Windmill in Old Buckenham, Norfolk, England

Old Buckenham Windmill is a tower flour mill which stands in the village of Old Buckenham, Norfolk, England. It is a Grade II* listed building, notable for being the largest diameter windmill in the country.

The tower was built in 1818 of brick in five storeys and is 8 meters (26.5 feet) in diameter at the base. The cap was boat shaped and extended to the rear. At 7.3 meters (24 feet) in diameter, it was the largest known cap in the country, requiring five truck wheels and 17 centring wheels to carry the weight.
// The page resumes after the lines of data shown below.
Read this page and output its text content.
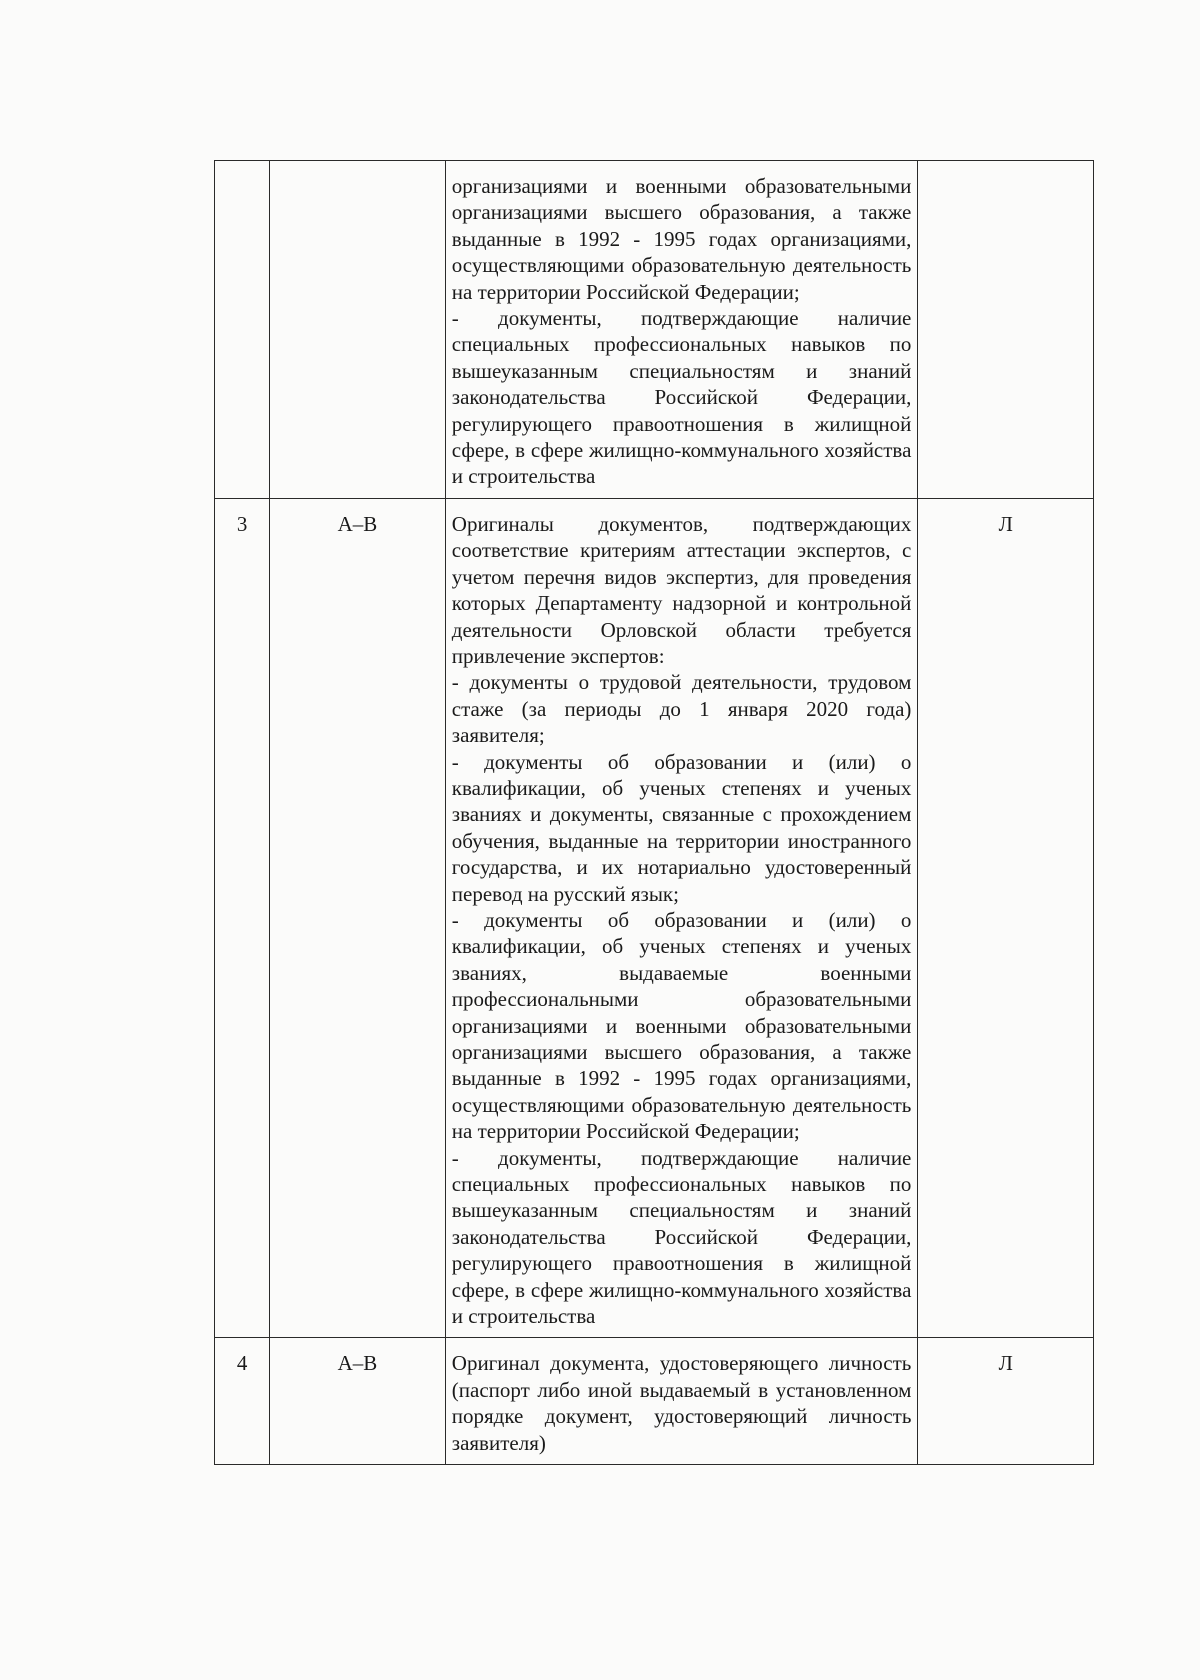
		организациями и военными образовательными организациями высшего образования, а также выданные в 1992 - 1995 годах организациями, осуществляющими образовательную деятельность на территории Российской Федерации;
- документы, подтверждающие наличие специальных профессиональных навыков по вышеуказанным специальностям и знаний законодательства Российской Федерации, регулирующего правоотношения в жилищной сфере, в сфере жилищно-коммунального хозяйства и строительства	

3	А–В	Оригиналы документов, подтверждающих соответствие критериям аттестации экспертов, с учетом перечня видов экспертиз, для проведения которых Департаменту надзорной и контрольной деятельности Орловской области требуется привлечение экспертов:
- документы о трудовой деятельности, трудовом стаже (за периоды до 1 января 2020 года) заявителя;
- документы об образовании и (или) о квалификации, об ученых степенях и ученых званиях и документы, связанные с прохождением обучения, выданные на территории иностранного государства, и их нотариально удостоверенный перевод на русский язык;
- документы об образовании и (или) о квалификации, об ученых степенях и ученых званиях, выдаваемые военными профессиональными образовательными организациями и военными образовательными организациями высшего образования, а также выданные в 1992 - 1995 годах организациями, осуществляющими образовательную деятельность на территории Российской Федерации;
- документы, подтверждающие наличие специальных профессиональных навыков по вышеуказанным специальностям и знаний законодательства Российской Федерации, регулирующего правоотношения в жилищной сфере, в сфере жилищно-коммунального хозяйства и строительства	Л
4	А–В	Оригинал документа, удостоверяющего личность (паспорт либо иной выдаваемый в установленном порядке документ, удостоверяющий личность заявителя)	Л
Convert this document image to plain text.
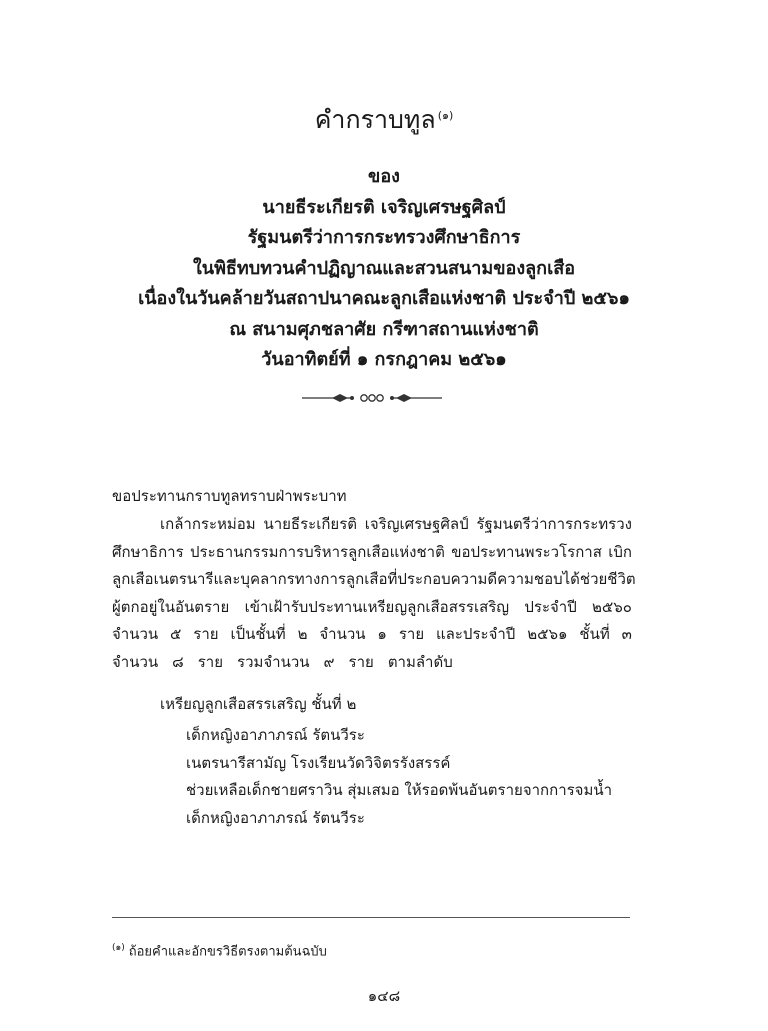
คำกราบทูล $^{(๑)}$
ของ
นายธีระเกียรติ เจริญเศรษฐศิลป์
รัฐมนตรีว่าการกระทรวงศึกษาธิการ
ในพิธีทบทวนคำปฏิญาณและสวนสนามของลูกเสือ
เนื่องในวันคล้ายวันสถาปนาคณะลูกเสือแห่งชาติ ประจำปี ๒๕๖๑
ณ สนามศุภชลาศัย กรีฑาสถานแห่งชาติ
วันอาทิตย์ที่ ๑ กรกฎาคม ๒๕๖๑
ขอประทานกราบทูลทราบฝ่าพระบาท
เกล้ากระหม่อม นายธีระเกียรติ เจริญเศรษฐศิลป์ รัฐมนตรีว่าการกระทรวง
ศึกษาธิการ ประธานกรรมการบริหารลูกเสือแห่งชาติ ขอประทานพระวโรกาส เบิก
ลูกเสือ เนตรนารี และบุคลากรทางการลูกเสือ ที่ประกอบความดีความชอบ ได้ช่วยชีวิต
ผู้ตกอยู่ในอันตราย เข้าเฝ้ารับประทานเหรียญลูกเสือสรรเสริญ ประจำปี ๒๕๖๐
จำนวน ๕ ราย เป็นชั้นที่ ๒ จำนวน ๑ ราย และประจำปี ๒๕๖๑ ชั้นที่ ๓
จำนวน ๘ ราย รวมจำนวน ๙ ราย ตามลำดับ
เหรียญลูกเสือสรรเสริญ ชั้นที่ ๒
เด็กหญิงอาภาภรณ์ รัตนวีระ
เนตรนารีสามัญ โรงเรียนวัดวิจิตรรังสรรค์
ช่วยเหลือเด็กชายศราวิน สุ่มเสมอ ให้รอดพ้นอันตรายจากการจมน้ำ
เด็กหญิงอาภาภรณ์ รัตนวีระ
$^{(๑)}$ ถ้อยคำและอักขรวิธีตรงตามต้นฉบับ
๑๔๘
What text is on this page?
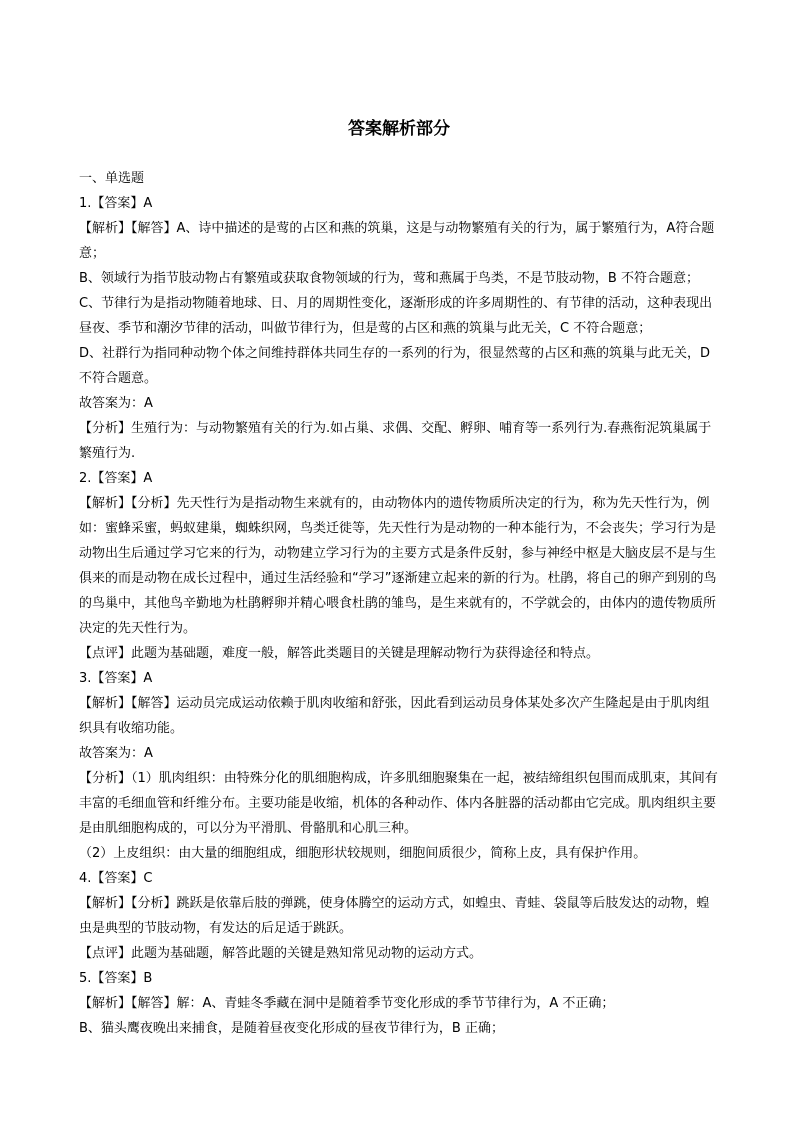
答案解析部分
一、单选题

1.【答案】A

【解析】【解答】A、诗中描述的是莺的占区和燕的筑巢，这是与动物繁殖有关的行为，属于繁殖行为，A符合题意；

B、领域行为指节肢动物占有繁殖或获取食物领域的行为，莺和燕属于鸟类，不是节肢动物，B 不符合题意；

C、节律行为是指动物随着地球、日、月的周期性变化，逐渐形成的许多周期性的、有节律的活动，这种表现出昼夜、季节和潮汐节律的活动，叫做节律行为，但是莺的占区和燕的筑巢与此无关，C 不符合题意；

D、社群行为指同种动物个体之间维持群体共同生存的一系列的行为，很显然莺的占区和燕的筑巢与此无关，D 不符合题意。

故答案为：A

【分析】生殖行为：与动物繁殖有关的行为.如占巢、求偶、交配、孵卵、哺育等一系列行为.春燕衔泥筑巢属于繁殖行为.

2.【答案】A

【解析】【分析】先天性行为是指动物生来就有的，由动物体内的遗传物质所决定的行为，称为先天性行为，例如：蜜蜂采蜜，蚂蚁建巢，蜘蛛织网，鸟类迁徙等，先天性行为是动物的一种本能行为，不会丧失；学习行为是动物出生后通过学习它来的行为，动物建立学习行为的主要方式是条件反射，参与神经中枢是大脑皮层不是与生俱来的而是动物在成长过程中，通过生活经验和“学习”逐渐建立起来的新的行为。杜鹃，将自己的卵产到别的鸟的鸟巢中，其他鸟辛勤地为杜鹃孵卵并精心喂食杜鹃的雏鸟，是生来就有的，不学就会的，由体内的遗传物质所决定的先天性行为。

【点评】此题为基础题，难度一般，解答此类题目的关键是理解动物行为获得途径和特点。

3.【答案】A

【解析】【解答】运动员完成运动依赖于肌肉收缩和舒张，因此看到运动员身体某处多次产生隆起是由于肌肉组织具有收缩功能。

故答案为：A

【分析】（1）肌肉组织：由特殊分化的肌细胞构成，许多肌细胞聚集在一起，被结缔组织包围而成肌束，其间有丰富的毛细血管和纤维分布。主要功能是收缩，机体的各种动作、体内各脏器的活动都由它完成。肌肉组织主要是由肌细胞构成的，可以分为平滑肌、骨骼肌和心肌三种。

（2）上皮组织：由大量的细胞组成，细胞形状较规则，细胞间质很少，简称上皮，具有保护作用。

4.【答案】C

【解析】【分析】跳跃是依靠后肢的弹跳，使身体腾空的运动方式，如蝗虫、青蛙、袋鼠等后肢发达的动物，蝗虫是典型的节肢动物，有发达的后足适于跳跃。

【点评】此题为基础题，解答此题的关键是熟知常见动物的运动方式。

5.【答案】B

【解析】【解答】解：A、青蛙冬季藏在洞中是随着季节变化形成的季节节律行为，A 不正确；

B、猫头鹰夜晚出来捕食，是随着昼夜变化形成的昼夜节律行为，B 正确；
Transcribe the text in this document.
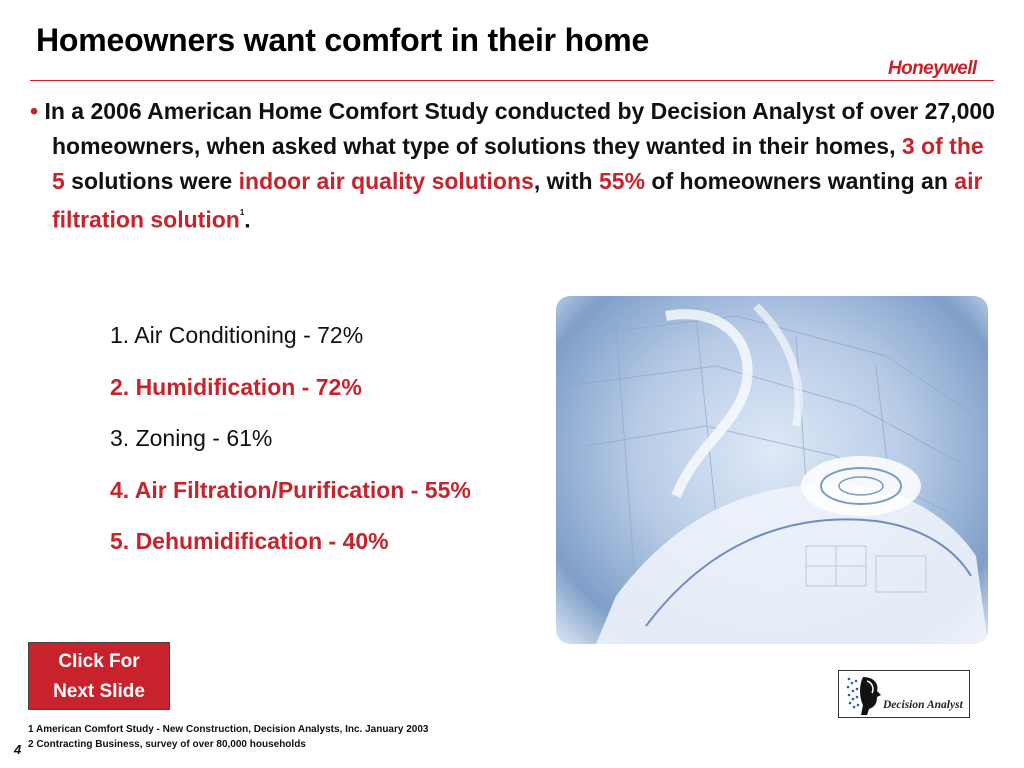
Homeowners want comfort in their home
Honeywell
• In a 2006 American Home Comfort Study conducted by Decision Analyst of over 27,000 homeowners, when asked what type of solutions they wanted in their homes, 3 of the 5 solutions were indoor air quality solutions, with 55% of homeowners wanting an air filtration solution$^1$.
1. Air Conditioning - 72%
2. Humidification - 72%
3. Zoning - 61%
4. Air Filtration/Purification - 55%
5. Dehumidification - 40%
Click For
Next Slide
Decision Analyst
1 American Comfort Study - New Construction, Decision Analysts, Inc. January 2003
2 Contracting Business, survey of over 80,000 households
4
Originally fitted with eight plain sails, it was converted to use four patent sails. There were five pairs of French stones on the second floor but milling at the mill ceased in 1926 and the stones were broken up.

The mill was originally built for John Burlingham, who was also the miller at a local postmill. During its working life, it was owned by Jeremiah James Colman, of Colman's Mustard, and later by Prince Frederick Duleep Singh, who lived in Old Buckenham Hall at the end of the 19th century. It is now the property of the Norfolk Windmills Trust, who are in the process of restoring it to its original condition.

The mill is owned by Norfolk County Council, and operated on their behalf by the Norfolk Windmills Trust. A local village charity, the Friends of Old Buckenham Windmill, fundraises to support restoration and opens the mill to the public.